In parallel with his academic work, Christos Politis is actively involved in entrepreneurship and technology innovation. He is the Founder and a Director of Ubitech Ltd., which has recently launched UbiTheraPlay, a gaming platform designed for the rehabilitation of patients with neuro-disabilities. He also advises and consults for several governmental bodies, universities, and commercial organisations across Europe, North America, the Middle East, and Asia – including the EU, UK, Canada, Greece, Qatar, China, and Malaysia – on research programmes, policies, and strategic portfolios.

Christos Politis holds a PhD and MSc from the University of Surrey, UK, and a BEng from the University of Athens, Greece, all in Electrical and Electronic Engineering.

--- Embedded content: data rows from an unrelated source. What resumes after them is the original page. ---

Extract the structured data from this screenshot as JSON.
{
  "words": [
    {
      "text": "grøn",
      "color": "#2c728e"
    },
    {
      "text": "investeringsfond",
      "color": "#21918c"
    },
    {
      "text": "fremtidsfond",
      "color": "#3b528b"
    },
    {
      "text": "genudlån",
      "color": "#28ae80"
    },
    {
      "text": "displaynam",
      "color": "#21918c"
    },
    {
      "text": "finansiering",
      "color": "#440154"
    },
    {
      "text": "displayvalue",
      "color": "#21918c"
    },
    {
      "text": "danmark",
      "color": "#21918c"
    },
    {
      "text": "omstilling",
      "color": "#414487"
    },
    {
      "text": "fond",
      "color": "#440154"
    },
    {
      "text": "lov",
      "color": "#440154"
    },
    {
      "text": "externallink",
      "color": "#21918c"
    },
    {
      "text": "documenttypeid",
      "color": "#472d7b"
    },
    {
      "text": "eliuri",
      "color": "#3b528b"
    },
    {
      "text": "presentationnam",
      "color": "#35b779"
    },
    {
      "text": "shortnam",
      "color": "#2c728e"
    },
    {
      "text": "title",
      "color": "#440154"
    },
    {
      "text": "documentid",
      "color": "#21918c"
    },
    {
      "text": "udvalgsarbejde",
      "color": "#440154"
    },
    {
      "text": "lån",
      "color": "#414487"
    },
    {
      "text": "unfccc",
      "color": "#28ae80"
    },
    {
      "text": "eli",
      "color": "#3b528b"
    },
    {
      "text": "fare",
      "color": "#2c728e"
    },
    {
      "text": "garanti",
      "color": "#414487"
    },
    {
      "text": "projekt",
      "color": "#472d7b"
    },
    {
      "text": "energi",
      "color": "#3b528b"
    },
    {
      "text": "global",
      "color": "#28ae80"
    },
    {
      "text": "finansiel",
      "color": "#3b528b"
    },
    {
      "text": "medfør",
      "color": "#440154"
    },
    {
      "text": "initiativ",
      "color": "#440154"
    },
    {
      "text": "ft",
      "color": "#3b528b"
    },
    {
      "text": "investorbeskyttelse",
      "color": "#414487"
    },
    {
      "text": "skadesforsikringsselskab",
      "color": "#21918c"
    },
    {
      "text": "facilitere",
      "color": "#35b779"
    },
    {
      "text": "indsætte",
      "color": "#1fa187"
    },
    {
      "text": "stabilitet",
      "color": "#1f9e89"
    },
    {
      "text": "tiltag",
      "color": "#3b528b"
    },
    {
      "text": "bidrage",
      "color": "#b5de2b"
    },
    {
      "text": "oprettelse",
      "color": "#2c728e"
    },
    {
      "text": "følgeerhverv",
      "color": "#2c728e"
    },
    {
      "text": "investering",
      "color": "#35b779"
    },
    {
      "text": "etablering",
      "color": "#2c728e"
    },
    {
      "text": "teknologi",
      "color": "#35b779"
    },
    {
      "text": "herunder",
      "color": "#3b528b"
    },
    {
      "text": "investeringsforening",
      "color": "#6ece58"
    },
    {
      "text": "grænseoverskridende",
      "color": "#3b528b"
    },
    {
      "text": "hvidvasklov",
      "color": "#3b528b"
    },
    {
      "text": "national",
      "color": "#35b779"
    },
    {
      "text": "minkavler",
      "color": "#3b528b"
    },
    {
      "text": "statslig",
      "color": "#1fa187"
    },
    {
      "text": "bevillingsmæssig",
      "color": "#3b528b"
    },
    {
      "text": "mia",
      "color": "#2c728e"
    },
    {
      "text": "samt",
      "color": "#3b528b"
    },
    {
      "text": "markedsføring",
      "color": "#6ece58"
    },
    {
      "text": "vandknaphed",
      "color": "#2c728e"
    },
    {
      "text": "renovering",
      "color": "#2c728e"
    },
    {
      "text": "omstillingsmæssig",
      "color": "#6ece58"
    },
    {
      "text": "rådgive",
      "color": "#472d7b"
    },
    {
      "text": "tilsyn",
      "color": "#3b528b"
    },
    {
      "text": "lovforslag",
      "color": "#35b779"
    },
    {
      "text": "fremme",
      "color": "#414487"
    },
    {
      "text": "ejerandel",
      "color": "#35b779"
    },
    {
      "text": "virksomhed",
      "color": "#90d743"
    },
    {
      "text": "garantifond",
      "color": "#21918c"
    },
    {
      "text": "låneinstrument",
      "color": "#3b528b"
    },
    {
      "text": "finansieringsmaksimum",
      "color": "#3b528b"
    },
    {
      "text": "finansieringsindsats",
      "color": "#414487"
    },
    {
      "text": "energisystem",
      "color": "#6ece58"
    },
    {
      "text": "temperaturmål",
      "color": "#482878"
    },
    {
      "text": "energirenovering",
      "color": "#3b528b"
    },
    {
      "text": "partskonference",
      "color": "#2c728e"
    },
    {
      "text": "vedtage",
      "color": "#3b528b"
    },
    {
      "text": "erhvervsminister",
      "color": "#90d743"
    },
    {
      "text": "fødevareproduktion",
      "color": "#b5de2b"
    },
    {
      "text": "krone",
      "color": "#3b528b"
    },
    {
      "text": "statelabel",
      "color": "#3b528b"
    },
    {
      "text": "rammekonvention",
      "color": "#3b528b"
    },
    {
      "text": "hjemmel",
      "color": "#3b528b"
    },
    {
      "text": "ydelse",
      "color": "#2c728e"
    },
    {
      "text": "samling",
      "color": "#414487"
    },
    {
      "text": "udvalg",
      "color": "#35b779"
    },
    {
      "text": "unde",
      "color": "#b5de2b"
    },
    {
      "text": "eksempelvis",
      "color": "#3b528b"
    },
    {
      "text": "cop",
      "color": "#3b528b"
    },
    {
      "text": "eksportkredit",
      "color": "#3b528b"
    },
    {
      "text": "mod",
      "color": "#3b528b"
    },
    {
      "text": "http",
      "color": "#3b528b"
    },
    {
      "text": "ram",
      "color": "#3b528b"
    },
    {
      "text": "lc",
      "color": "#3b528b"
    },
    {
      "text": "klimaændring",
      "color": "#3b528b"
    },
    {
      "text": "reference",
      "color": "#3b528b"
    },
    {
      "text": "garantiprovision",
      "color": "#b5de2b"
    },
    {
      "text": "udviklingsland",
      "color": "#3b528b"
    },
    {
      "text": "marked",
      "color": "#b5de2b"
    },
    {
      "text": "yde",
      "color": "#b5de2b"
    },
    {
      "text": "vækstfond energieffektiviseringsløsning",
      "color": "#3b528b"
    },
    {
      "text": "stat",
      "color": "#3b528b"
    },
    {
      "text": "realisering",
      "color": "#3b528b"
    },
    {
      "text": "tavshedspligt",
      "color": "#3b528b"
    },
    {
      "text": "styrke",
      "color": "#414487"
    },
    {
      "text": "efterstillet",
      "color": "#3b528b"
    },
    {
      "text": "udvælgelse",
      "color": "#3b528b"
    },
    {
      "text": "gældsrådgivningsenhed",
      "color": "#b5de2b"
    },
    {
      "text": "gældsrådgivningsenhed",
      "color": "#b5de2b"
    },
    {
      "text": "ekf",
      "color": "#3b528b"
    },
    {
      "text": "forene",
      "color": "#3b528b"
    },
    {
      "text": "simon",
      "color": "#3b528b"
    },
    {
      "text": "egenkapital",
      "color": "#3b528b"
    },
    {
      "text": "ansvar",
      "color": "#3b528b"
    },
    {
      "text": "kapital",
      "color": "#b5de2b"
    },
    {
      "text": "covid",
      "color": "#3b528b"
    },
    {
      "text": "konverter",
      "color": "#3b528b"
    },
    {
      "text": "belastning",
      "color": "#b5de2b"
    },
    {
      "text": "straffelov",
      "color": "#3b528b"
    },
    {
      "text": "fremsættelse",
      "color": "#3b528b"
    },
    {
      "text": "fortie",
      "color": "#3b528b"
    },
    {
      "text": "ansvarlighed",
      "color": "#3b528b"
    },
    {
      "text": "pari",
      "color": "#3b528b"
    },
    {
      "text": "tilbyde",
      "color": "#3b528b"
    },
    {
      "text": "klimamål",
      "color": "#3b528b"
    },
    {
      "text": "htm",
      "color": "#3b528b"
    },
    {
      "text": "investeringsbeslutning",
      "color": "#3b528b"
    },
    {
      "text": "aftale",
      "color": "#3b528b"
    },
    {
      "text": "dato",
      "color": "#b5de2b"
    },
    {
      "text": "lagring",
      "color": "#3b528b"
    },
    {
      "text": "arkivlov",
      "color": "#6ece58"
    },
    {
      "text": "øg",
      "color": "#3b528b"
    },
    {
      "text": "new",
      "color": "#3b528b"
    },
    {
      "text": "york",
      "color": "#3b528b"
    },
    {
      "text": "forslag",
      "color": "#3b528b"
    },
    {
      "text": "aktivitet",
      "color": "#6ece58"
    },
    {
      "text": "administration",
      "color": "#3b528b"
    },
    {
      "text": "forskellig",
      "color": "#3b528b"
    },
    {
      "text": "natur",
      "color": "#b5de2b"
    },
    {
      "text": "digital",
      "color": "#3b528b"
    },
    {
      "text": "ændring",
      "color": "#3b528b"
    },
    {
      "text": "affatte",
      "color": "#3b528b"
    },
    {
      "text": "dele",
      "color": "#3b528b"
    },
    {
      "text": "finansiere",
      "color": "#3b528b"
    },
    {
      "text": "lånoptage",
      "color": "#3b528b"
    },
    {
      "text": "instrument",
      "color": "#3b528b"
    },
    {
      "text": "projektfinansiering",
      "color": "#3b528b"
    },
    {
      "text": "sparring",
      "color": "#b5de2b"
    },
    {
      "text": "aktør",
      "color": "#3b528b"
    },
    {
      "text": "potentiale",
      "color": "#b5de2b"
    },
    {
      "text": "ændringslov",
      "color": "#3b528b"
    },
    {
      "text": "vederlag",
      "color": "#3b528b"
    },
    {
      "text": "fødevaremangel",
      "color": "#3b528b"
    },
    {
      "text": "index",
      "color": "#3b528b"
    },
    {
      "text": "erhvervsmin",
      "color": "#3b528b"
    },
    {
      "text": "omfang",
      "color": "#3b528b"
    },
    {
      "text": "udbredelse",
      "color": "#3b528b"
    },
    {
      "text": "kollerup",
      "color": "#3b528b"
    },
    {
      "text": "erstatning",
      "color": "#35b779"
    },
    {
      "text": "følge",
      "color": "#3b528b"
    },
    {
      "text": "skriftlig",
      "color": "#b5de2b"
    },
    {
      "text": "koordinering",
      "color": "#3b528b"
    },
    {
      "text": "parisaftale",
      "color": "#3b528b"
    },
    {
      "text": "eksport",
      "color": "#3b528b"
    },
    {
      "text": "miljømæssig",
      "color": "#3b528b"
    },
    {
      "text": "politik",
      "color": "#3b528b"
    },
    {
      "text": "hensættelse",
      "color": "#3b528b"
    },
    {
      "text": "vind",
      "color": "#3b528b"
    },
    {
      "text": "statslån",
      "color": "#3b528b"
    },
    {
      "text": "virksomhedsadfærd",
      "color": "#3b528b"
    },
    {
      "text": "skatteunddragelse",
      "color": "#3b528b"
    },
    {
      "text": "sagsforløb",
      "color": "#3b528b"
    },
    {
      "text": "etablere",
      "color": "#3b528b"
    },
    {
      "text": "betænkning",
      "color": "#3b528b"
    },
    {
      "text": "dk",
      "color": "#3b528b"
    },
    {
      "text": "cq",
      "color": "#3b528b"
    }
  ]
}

He is a Senior Member of the IEEE and a UK Chartered Engineer.

Rehan Usman is a Senior Lecturer in Cyber Security at Kingston University London, with a PhD in IT Convergence Engineering and a diverse academic background in telecommunications, project management, and IT. His research focuses on 6G HetNets, medical IoT, cyber security, QoE, and AI in healthcare and smart cities, with over 45 publications to date. He has over a decade of teaching and academic leadership experience and has supervised numerous undergraduate, master’s, and PhD students. Dr. Usman has contributed to various IEEE conferences as a session chair, TPC member, and organiser, and currently chairs the Digital Healthcare Vertical Industries Platform (VIP) Working Group at the Wireless World Research Forum (WWRF). He welcomes exceptional PhD applicants with strong research interests.